Leslie Printice was a young widow in New York City when she
first became active in the pro-life movement. A member of Gardiner Spring's congregation at the prominent
Brick Presbyterian Church, she was encouraged by his sermons on child-killing
to take a bold and active stand.
She organized several meetings in her midtown Manhattan brownstone of
doctors, lawyers, politicians, judges, and community leaders to hear the facts
about the abortion trade. Under
the auspices of the church she set up the New York Parent and Child
Committee. The committee
established prayer networks, sidewalk counseling shifts, and even alternative
care programs with Christian doctors.
It also organized regular protests in front of Anna Lohman's five area
abortion franchises--known professionally as Madame Restell, Lohman was the
boldest, richest, and most visible child-killer.
Tenacious and unrelenting, Leslie led a rally outside
Lohman's lavish home on this day that was by turns emotional, physical, and
fierce. When Lohman went to trial
for the first time the next year, Leslie was there--despite innumerable threats
on her life from a number of the gangsters on Lohman's payroll--to testify with
several children "saved from the butcher's knife."

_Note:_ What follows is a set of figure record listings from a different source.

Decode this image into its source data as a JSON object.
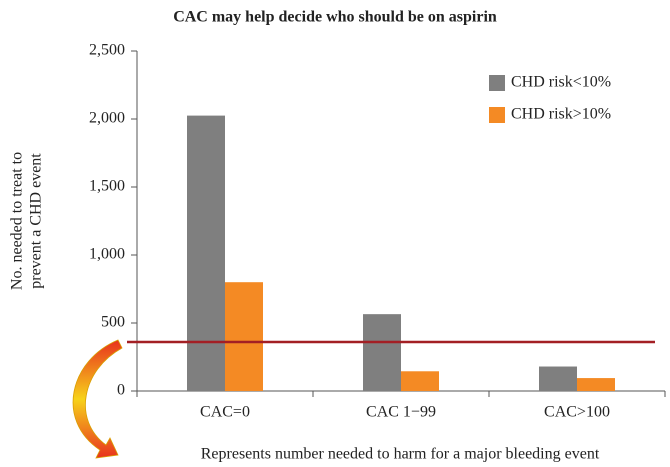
{
  "chart_data": {
    "type": "bar",
    "title": "CAC may help decide who should be on aspirin",
    "y_label": [
      "No. needed to treat to",
      "prevent a CHD event"
    ],
    "categories": [
      "CAC=0",
      "CAC 1−99",
      "CAC>100"
    ],
    "series": [
      {
        "name": "CHD risk<10%",
        "color": "#7f7f7f",
        "values": [
          2025,
          565,
          180
        ]
      },
      {
        "name": "CHD risk>10%",
        "color": "#f48a24",
        "values": [
          800,
          145,
          95
        ]
      }
    ],
    "ylim": [
      0,
      2500
    ],
    "yticks": [
      0,
      500,
      {
        "value": 1000,
        "label": "1,000"
      },
      {
        "value": 1500,
        "label": "1,500"
      },
      {
        "value": 2000,
        "label": "2,000"
      },
      {
        "value": 2500,
        "label": "2,500"
      }
    ],
    "reference_line": {
      "value": 360,
      "color": "#a31f24",
      "label": "Represents number needed to harm for a major bleeding event"
    },
    "legend": "top-right"
  }
}
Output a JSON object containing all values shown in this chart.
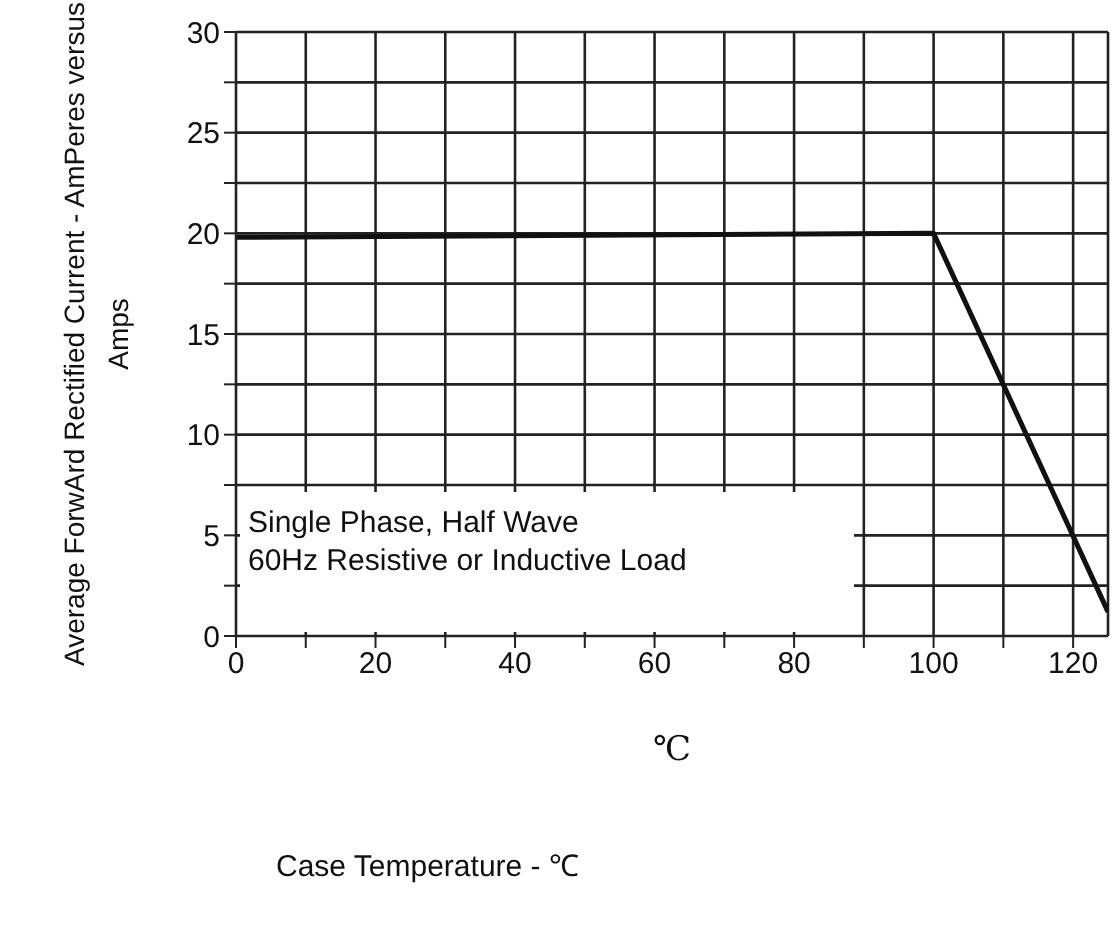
{
  "chart_data": {
    "type": "line",
    "xlabel": "℃",
    "ylabel": "Average ForwArd Rectified Current - AmPeres versus\nAmps",
    "annotations": [
      "Single Phase, Half Wave\n60Hz Resistive or Inductive Load",
      "Case Temperature - ℃"
    ],
    "series": [
      {
        "color": "#111111",
        "x": [
          0,
          100,
          125
        ],
        "values": [
          19.8,
          20,
          1.2
        ]
      }
    ],
    "xlim": [
      0,
      125
    ],
    "xticks": [
      0,
      {
        "value": 10,
        "label": null
      },
      20,
      {
        "value": 30,
        "label": null
      },
      40,
      {
        "value": 50,
        "label": null
      },
      60,
      {
        "value": 70,
        "label": null
      },
      80,
      {
        "value": 90,
        "label": null
      },
      100,
      {
        "value": 110,
        "label": null
      },
      120
    ],
    "ylim": [
      0,
      30
    ],
    "yticks": [
      0,
      {
        "value": 2.5,
        "label": null
      },
      5,
      {
        "value": 7.5,
        "label": null
      },
      10,
      {
        "value": 12.5,
        "label": null
      },
      15,
      {
        "value": 17.5,
        "label": null
      },
      20,
      {
        "value": 22.5,
        "label": null
      },
      25,
      {
        "value": 27.5,
        "label": null
      },
      30
    ],
    "grid": true,
    "marker": "none",
    "line_style": "solid"
  }
}
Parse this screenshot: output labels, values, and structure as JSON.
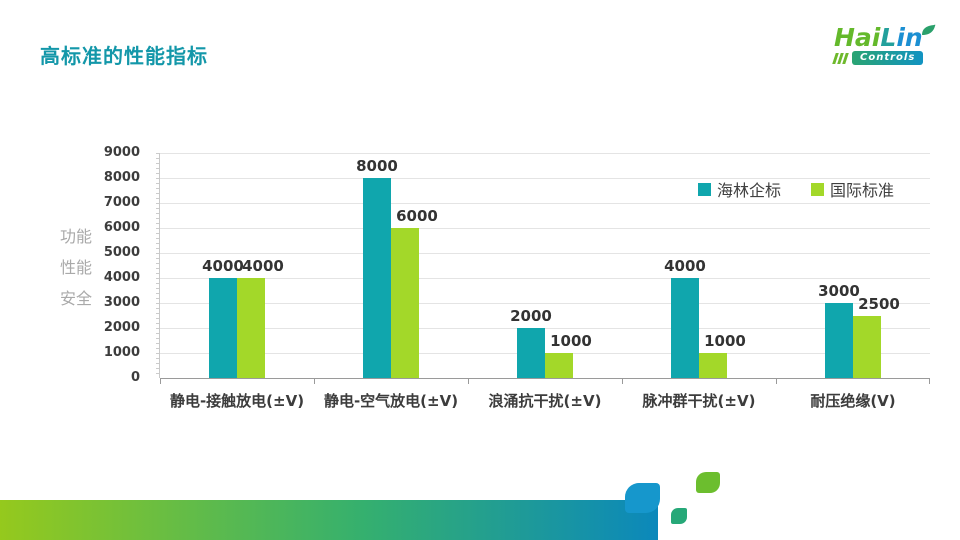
{
  "title": "高标准的性能指标",
  "logo": {
    "brand": "HaiLin",
    "brand_parts": [
      {
        "text": "Hai",
        "color": "#64b92b"
      },
      {
        "text": "L",
        "color": "#23a09c"
      },
      {
        "text": "in",
        "color": "#1b8fd2"
      }
    ],
    "subtitle": "Controls"
  },
  "side_labels": [
    "功能",
    "性能",
    "安全"
  ],
  "chart_data": {
    "type": "bar",
    "categories": [
      "静电-接触放电(±V)",
      "静电-空气放电(±V)",
      "浪涌抗干扰(±V)",
      "脉冲群干扰(±V)",
      "耐压绝缘(V)"
    ],
    "series": [
      {
        "name": "海林企标",
        "color": "#10a6ad",
        "values": [
          4000,
          8000,
          2000,
          4000,
          3000
        ]
      },
      {
        "name": "国际标准",
        "color": "#a3d829",
        "values": [
          4000,
          6000,
          1000,
          1000,
          2500
        ]
      }
    ],
    "title": "",
    "xlabel": "",
    "ylabel": "",
    "ylim": [
      0,
      9000
    ],
    "ytick_step": 1000,
    "grid": true,
    "legend_position": "top-right",
    "data_labels": true
  },
  "colors": {
    "title_text": "#1397a9",
    "series1": "#10a6ad",
    "series2": "#a3d829",
    "footer_gradient_start": "#95c91d",
    "footer_gradient_end": "#0b88bb",
    "leaf_blue": "#1697cc",
    "leaf_teal": "#26a878",
    "leaf_green": "#6cbe2e"
  }
}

Nearly half a century later, her efforts
were recognized in Albany by Governor Theodore Roosevelt as the primary catalyst for the
state's tougher legislation and stiffer enforcement of protections for the essential right to life of all New Yorkers.
1 comment:
Her conviction and determination were evidence of God's unbelievable grace. I'm reminded of I John 5:5 and strive to have a heart like this.